Salutations, lecteur. Il y a quelques temps, je t’ai parlé du premier volume d’Anatèm, le roman de Neal Stephenson. Aujourd’hui, je vais te parler du deuxième volume de ce roman, qui pour moi, confirme son statut de chef d’œuvre.
Anatèm (tome II)
Introduction
Avant de commencer, je tiens à préciser que cette chronique émane d’un service de presse de la part d’Albin Michel Imaginaire, que je remercie chaleureusement pour leur envoi ! Je tiens aussi à vous prévenir d’entrée de jeu, je ne vais pas spoiler les grosses révélations de ce tome 2, mais en revanche, je risque fort de spoiler un peu le premier volume. Si vous comptez garder la surprise de l’intrigue pour le premier tome, ne lisez pas cette chronique.

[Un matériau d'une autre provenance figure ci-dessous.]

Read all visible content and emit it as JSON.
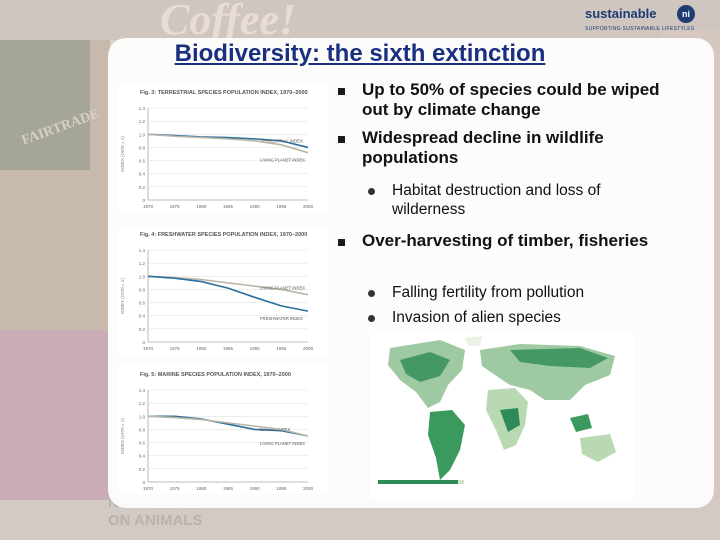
{
  "title": "Biodiversity: the sixth extinction",
  "logo": {
    "name": "sustainable",
    "mark": "ni",
    "tagline": "SUPPORTING SUSTAINABLE LIFESTYLES"
  },
  "background_words": {
    "coffee": "Coffee!",
    "fairtrade": "FAIRTRADE",
    "notested_1": "NOT TESTED",
    "notested_2": "ON ANIMALS"
  },
  "bullets": [
    {
      "level": 1,
      "text": "Up to 50% of species could be wiped out by climate change"
    },
    {
      "level": 1,
      "text": "Widespread decline in wildlife populations"
    },
    {
      "level": 2,
      "text": "Habitat destruction and loss of wilderness"
    },
    {
      "level": 1,
      "text": "Over-harvesting of timber, fisheries"
    },
    {
      "level": 2,
      "text": "Falling fertility from pollution"
    },
    {
      "level": 2,
      "text": "Invasion of alien species"
    }
  ],
  "chart_data": [
    {
      "type": "line",
      "title": "Fig. 3: TERRESTRIAL SPECIES POPULATION INDEX, 1970–2000",
      "ylabel": "INDEX (1970 = 1)",
      "ylim": [
        0,
        1.4
      ],
      "yticks": [
        "0",
        "0.2",
        "0.4",
        "0.6",
        "0.8",
        "1.0",
        "1.2",
        "1.4"
      ],
      "xticks": [
        "1970",
        "1975",
        "1980",
        "1985",
        "1990",
        "1995",
        "2000"
      ],
      "series": [
        {
          "name": "TERRESTRIAL INDEX",
          "color": "#2a6f9e",
          "x": [
            1970,
            1975,
            1980,
            1985,
            1990,
            1995,
            2000
          ],
          "y": [
            1.0,
            0.98,
            0.96,
            0.95,
            0.93,
            0.9,
            0.8
          ]
        },
        {
          "name": "LIVING PLANET INDEX",
          "color": "#b9b6a8",
          "x": [
            1970,
            1975,
            1980,
            1985,
            1990,
            1995,
            2000
          ],
          "y": [
            1.0,
            0.97,
            0.95,
            0.93,
            0.9,
            0.84,
            0.72
          ]
        }
      ]
    },
    {
      "type": "line",
      "title": "Fig. 4: FRESHWATER SPECIES POPULATION INDEX, 1970–2000",
      "ylabel": "INDEX (1970 = 1)",
      "ylim": [
        0,
        1.4
      ],
      "yticks": [
        "0",
        "0.2",
        "0.4",
        "0.6",
        "0.8",
        "1.0",
        "1.2",
        "1.4"
      ],
      "xticks": [
        "1970",
        "1975",
        "1980",
        "1985",
        "1990",
        "1995",
        "2000"
      ],
      "series": [
        {
          "name": "LIVING PLANET INDEX",
          "color": "#b9b6a8",
          "x": [
            1970,
            1975,
            1980,
            1985,
            1990,
            1995,
            2000
          ],
          "y": [
            1.0,
            0.98,
            0.95,
            0.9,
            0.85,
            0.8,
            0.72
          ]
        },
        {
          "name": "FRESHWATER INDEX",
          "color": "#2a6f9e",
          "x": [
            1970,
            1975,
            1980,
            1985,
            1990,
            1995,
            2000
          ],
          "y": [
            1.0,
            0.97,
            0.92,
            0.82,
            0.68,
            0.55,
            0.47
          ]
        }
      ],
      "annotations": [
        "VER",
        "IDEX",
        "DEX"
      ]
    },
    {
      "type": "line",
      "title": "Fig. 5: MARINE SPECIES POPULATION INDEX, 1970–2000",
      "ylabel": "INDEX (1970 = 1)",
      "ylim": [
        0,
        1.4
      ],
      "yticks": [
        "0",
        "0.2",
        "0.4",
        "0.6",
        "0.8",
        "1.0",
        "1.2",
        "1.4"
      ],
      "xticks": [
        "1970",
        "1975",
        "1980",
        "1985",
        "1990",
        "1995",
        "2000"
      ],
      "series": [
        {
          "name": "MARINE INDEX",
          "color": "#2a6f9e",
          "x": [
            1970,
            1975,
            1980,
            1985,
            1990,
            1995,
            2000
          ],
          "y": [
            1.0,
            1.0,
            0.96,
            0.88,
            0.8,
            0.78,
            0.7
          ]
        },
        {
          "name": "LIVING PLANET INDEX",
          "color": "#b9b6a8",
          "x": [
            1970,
            1975,
            1980,
            1985,
            1990,
            1995,
            2000
          ],
          "y": [
            1.0,
            0.98,
            0.95,
            0.9,
            0.85,
            0.8,
            0.7
          ]
        }
      ],
      "annotations": [
        "MARINE",
        "INDEX",
        "PLANET",
        "INDEX"
      ]
    }
  ]
}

Neal Stephenson est un auteur de science-fiction américain né en 1959. Il est lauréat de plusieurs prix Locus, pour ses romans L’âge de diamant (1996, traduit et publié la même année et repris en 1998 au Livre de Poche), Cryptonomicon (2000, traduit et publié en trois tomes entre 2000 et 2001 au Livre de Poche), The Confusion ; the system of the world (troisième tome d’une série publié en 2004, inédit en France), et Anatèm (2008, traduit et publié par Albin Michel Imaginaire en deux tomes), dont je vais vous parler aujourd’hui. L’auteur est également connu pour Snow Crash, ou Le Samuraï virtuel, qui est l’un des premiers, sinon le premier roman à s’inscrire dans le mouvement post-cyberpunk, un dérivé du cyberpunk dans lequel les héros ne sont plus marginaux et essaient de changer le monde dans lequel ils vivent. Mais revenons à Anatèm.

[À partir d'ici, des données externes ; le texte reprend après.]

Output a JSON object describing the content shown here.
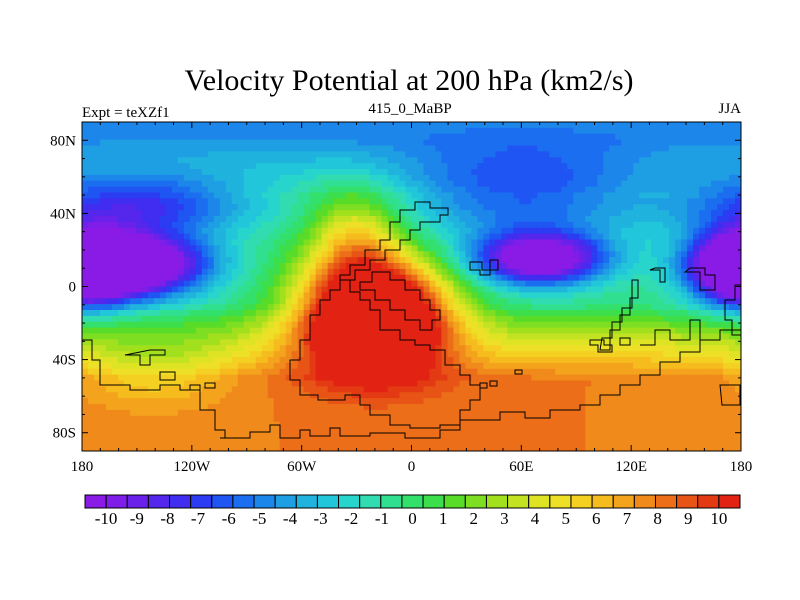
{
  "chart_data": {
    "type": "heatmap",
    "title": "Velocity Potential at 200 hPa (km2/s)",
    "left_label": "Expt = teXZf1",
    "center_label": "415_0_MaBP",
    "right_label": "JJA",
    "x_ticks": [
      {
        "value": -180,
        "label": "180"
      },
      {
        "value": -120,
        "label": "120W"
      },
      {
        "value": -60,
        "label": "60W"
      },
      {
        "value": 0,
        "label": "0"
      },
      {
        "value": 60,
        "label": "60E"
      },
      {
        "value": 120,
        "label": "120E"
      },
      {
        "value": 180,
        "label": "180"
      }
    ],
    "y_ticks": [
      {
        "value": 80,
        "label": "80N"
      },
      {
        "value": 40,
        "label": "40N"
      },
      {
        "value": 0,
        "label": "0"
      },
      {
        "value": -40,
        "label": "40S"
      },
      {
        "value": -80,
        "label": "80S"
      }
    ],
    "xlim": [
      -180,
      180
    ],
    "ylim": [
      -90,
      90
    ],
    "colorbar_labels": [
      "-10",
      "-9",
      "-8",
      "-7",
      "-6",
      "-5",
      "-4",
      "-3",
      "-2",
      "-1",
      "0",
      "1",
      "2",
      "3",
      "4",
      "5",
      "6",
      "7",
      "8",
      "9",
      "10"
    ],
    "colorbar_min": -10,
    "colorbar_max": 10,
    "colorbar_step": 0.5,
    "palette": [
      "#8a1ae6",
      "#7e1ee8",
      "#6a22ea",
      "#5526ec",
      "#402df0",
      "#2b3cf2",
      "#1f55f2",
      "#1c6ef0",
      "#1c86ea",
      "#1e9fe4",
      "#1fb3de",
      "#22c6da",
      "#28d5cc",
      "#30dcb0",
      "#30e090",
      "#34e06c",
      "#3cde4c",
      "#58dc28",
      "#7ede22",
      "#a2e01e",
      "#c2e222",
      "#dee424",
      "#eee026",
      "#f4d022",
      "#f6bc1e",
      "#f4a41c",
      "#f08a1a",
      "#ec6e18",
      "#e85416",
      "#e43a14",
      "#e22212"
    ],
    "field_components": [
      {
        "lon": -20,
        "lat": -15,
        "amp": 13,
        "sx": 28,
        "sy": 20
      },
      {
        "lon": -30,
        "lat": 25,
        "amp": 4,
        "sx": 18,
        "sy": 20
      },
      {
        "lon": -155,
        "lat": 12,
        "amp": -11,
        "sx": 30,
        "sy": 12
      },
      {
        "lon": 70,
        "lat": 15,
        "amp": -9,
        "sx": 25,
        "sy": 10
      },
      {
        "lon": 180,
        "lat": 10,
        "amp": -9,
        "sx": 18,
        "sy": 14
      },
      {
        "lon": -150,
        "lat": 45,
        "amp": -5,
        "sx": 45,
        "sy": 12
      },
      {
        "lon": 60,
        "lat": 50,
        "amp": -4,
        "sx": 50,
        "sy": 18
      },
      {
        "lon": -140,
        "lat": -45,
        "amp": -2,
        "sx": 30,
        "sy": 15
      }
    ],
    "field_background": -3,
    "field_south_increment": 6,
    "field_north_decrement": 3
  }
}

Outre Atlantique, le roman a eu un accueil positif assez considérable, avec une moyenne supérieure à 4/5 sur Goodreads, ce qui n’est pas rien, et il était très attendu en France, après une tentative de traduction avortée par Bragelonne. Dix ans après sa sortie en VO, le département Imaginaire d’Albin Michel, nouvellement créé, avec le fameux Gilles Dumay à sa direction (« fameux » parce qu’il a dirigé la collection Lunes d’encre de Denoël pendant 20 ans, ce n’est pas rien), annonce Anatèm parmi ses titres de lancement, avec une scission en deux volumes de presque 600 pages chacun. Le premier volume est paru en Septembre 2018, tandis que le second est paru fin Octobre de la même année. C’est de ce dernier que je vais vous parler aujourd’hui.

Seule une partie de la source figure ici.